Catalytic reactions of the type in question are often carried out in fixed-bed reactors in which the fluid phases are introduced into the reactor as trickle phase. Reactors of this type are described, for example, in Ullmanns Enzyklopadie der technischen Chemie, 4th Edition, Vol. 3, pages 500 et sec. In these reactors, the reaction takes place under adiabatic conditions, i.e. the temperature increases along the catalyst packing during the mostly exothermic reactions. However, since the selectivity of most catalysts is greatly dependent on temperature, changes in the reaction mechanism can occur in consequence of the changes in temperature in the reactor so that mostly unwanted secondary reactions take place. In addition, excessive temperatures can cause irreversible damage to the catalyst.
To limit the increase in temperature in the reactor, it is known that the gas phase may be passed in a large excess through the reactor or several reactors arranged one behind the other with intermediate cooling may be used. However, this method of temperature control is unsatisfactory for the hydrogenation of fatty acid triglycerides because the unwanted secondary reactions cannot be prevented in this way and the catalysts can suffer losses of activity through recrystallization and structural changes if certain temperatures are exceeded.

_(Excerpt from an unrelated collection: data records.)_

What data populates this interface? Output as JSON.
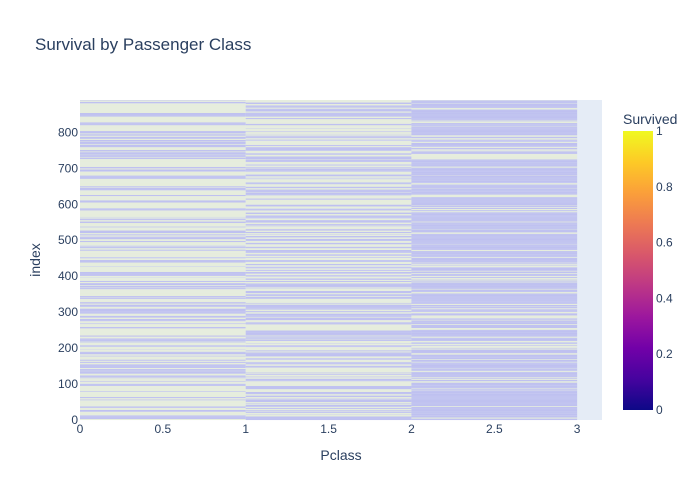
{
  "chart_data": {
    "type": "heatmap",
    "title": "Survival by Passenger Class",
    "xlabel": "Pclass",
    "ylabel": "index",
    "x": [
      0,
      1,
      2
    ],
    "x_cell_width": 1,
    "xlim": [
      0,
      3.15
    ],
    "ylim": [
      0,
      890
    ],
    "xticks": [
      "0",
      "0.5",
      "1",
      "1.5",
      "2",
      "2.5",
      "3"
    ],
    "xtick_values": [
      0,
      0.5,
      1,
      1.5,
      2,
      2.5,
      3
    ],
    "yticks": [
      "0",
      "100",
      "200",
      "300",
      "400",
      "500",
      "600",
      "700",
      "800"
    ],
    "ytick_values": [
      0,
      100,
      200,
      300,
      400,
      500,
      600,
      700,
      800
    ],
    "value_range": [
      0,
      1
    ],
    "colorbar": {
      "title": "Survived",
      "ticks": [
        "0",
        "0.2",
        "0.4",
        "0.6",
        "0.8",
        "1"
      ],
      "tick_values": [
        0,
        0.2,
        0.4,
        0.6,
        0.8,
        1
      ],
      "colorscale": [
        "#0d0887",
        "#46039f",
        "#7201a8",
        "#9c179e",
        "#bd3786",
        "#d8576b",
        "#ed7953",
        "#fb9f3a",
        "#fdca26",
        "#f0f921"
      ]
    },
    "cell_colors": {
      "zero": "#bfc1f0",
      "one": "#e6eddc"
    },
    "grid": true,
    "plot_background": "#e5ecf6"
  }
}
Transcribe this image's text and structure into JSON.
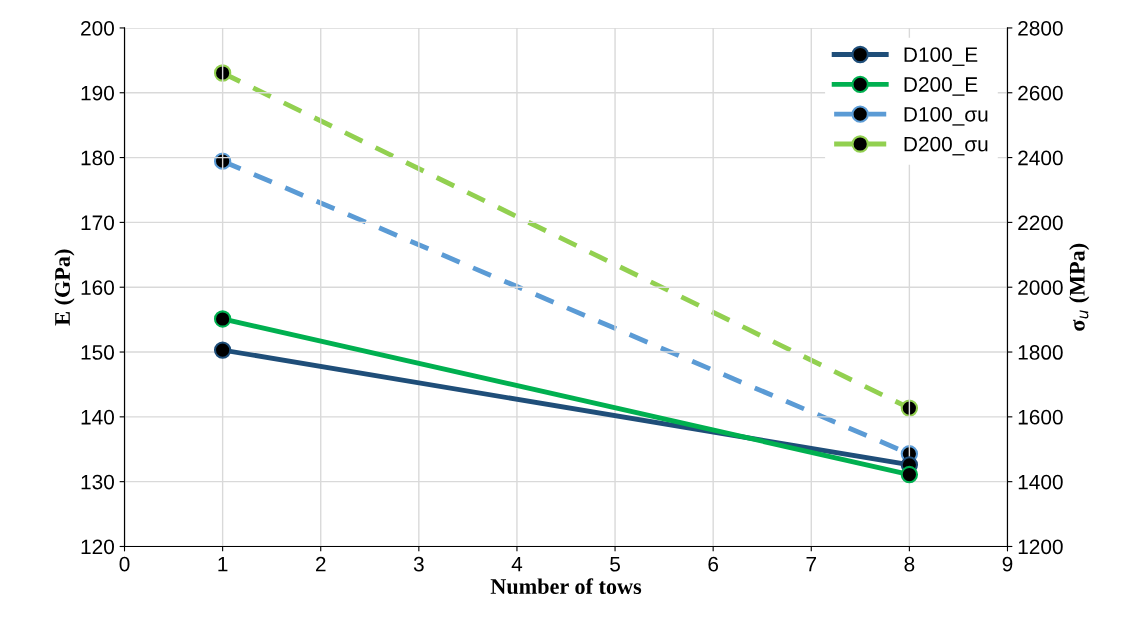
{
  "chart_data": {
    "type": "line",
    "xlabel": "Number of tows",
    "ylabel": "E (GPa)",
    "y2label": "σ$_{u}$ (MPa)",
    "x": [
      1,
      8
    ],
    "xlim": [
      0,
      9
    ],
    "xticks": [
      0,
      1,
      2,
      3,
      4,
      5,
      6,
      7,
      8,
      9
    ],
    "ylim": [
      120,
      200
    ],
    "yticks": [
      120,
      130,
      140,
      150,
      160,
      170,
      180,
      190,
      200
    ],
    "y2lim": [
      1200,
      2800
    ],
    "y2ticks": [
      1200,
      1400,
      1600,
      1800,
      2000,
      2200,
      2400,
      2600,
      2800
    ],
    "grid": true,
    "legend": "top right",
    "marker": "circle",
    "series": [
      {
        "name": "D100_E",
        "color": "#1f4e79",
        "values": [
          150.3,
          132.6
        ],
        "line_style": "solid"
      },
      {
        "name": "D200_E",
        "color": "#00b050",
        "values": [
          155.1,
          131.1
        ],
        "line_style": "solid"
      },
      {
        "name": "D100_σu",
        "color": "#5b9bd5",
        "values": [
          2389,
          1486
        ],
        "axis": "y2",
        "line_style": "dashed"
      },
      {
        "name": "D200_σu",
        "color": "#92d050",
        "values": [
          2661,
          1627
        ],
        "axis": "y2",
        "line_style": "dashed"
      }
    ]
  }
}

It is also known that catalytic reactions of the type in question can be carried out in an isothermally operated tube bundle reactor (Chemie-Technik, Vol. 4 (1975, No. 12, pages 439-441). In the so-called Bayer cold hydrogenation process, catalytic hydrogenations are carried out at low temperatures under substantially isothermal conditions so that the catalyst is not subjected to any variations in temperature and there is no danger of overheating. However, the reaction described in this literature reference is an extremely non-critical hydrogenation reaction, i.e. only one valuable product is targeted and the reaction product is not subsequently reacted to the same extent, if at all, so that if necessary unreacted components may be recycled; even an extended residence time under hydrogenation conditions does not harm the product.
Accordingly, the object of the present invention is to provide a process for the direct catalytic hydrogenation of triglycerides to fatty alcohols and propanediol under industrial conditions with yields of propanediol of more than 80% of the theoretical and with a content of paraffins of no more than 0.5% of the theoretical.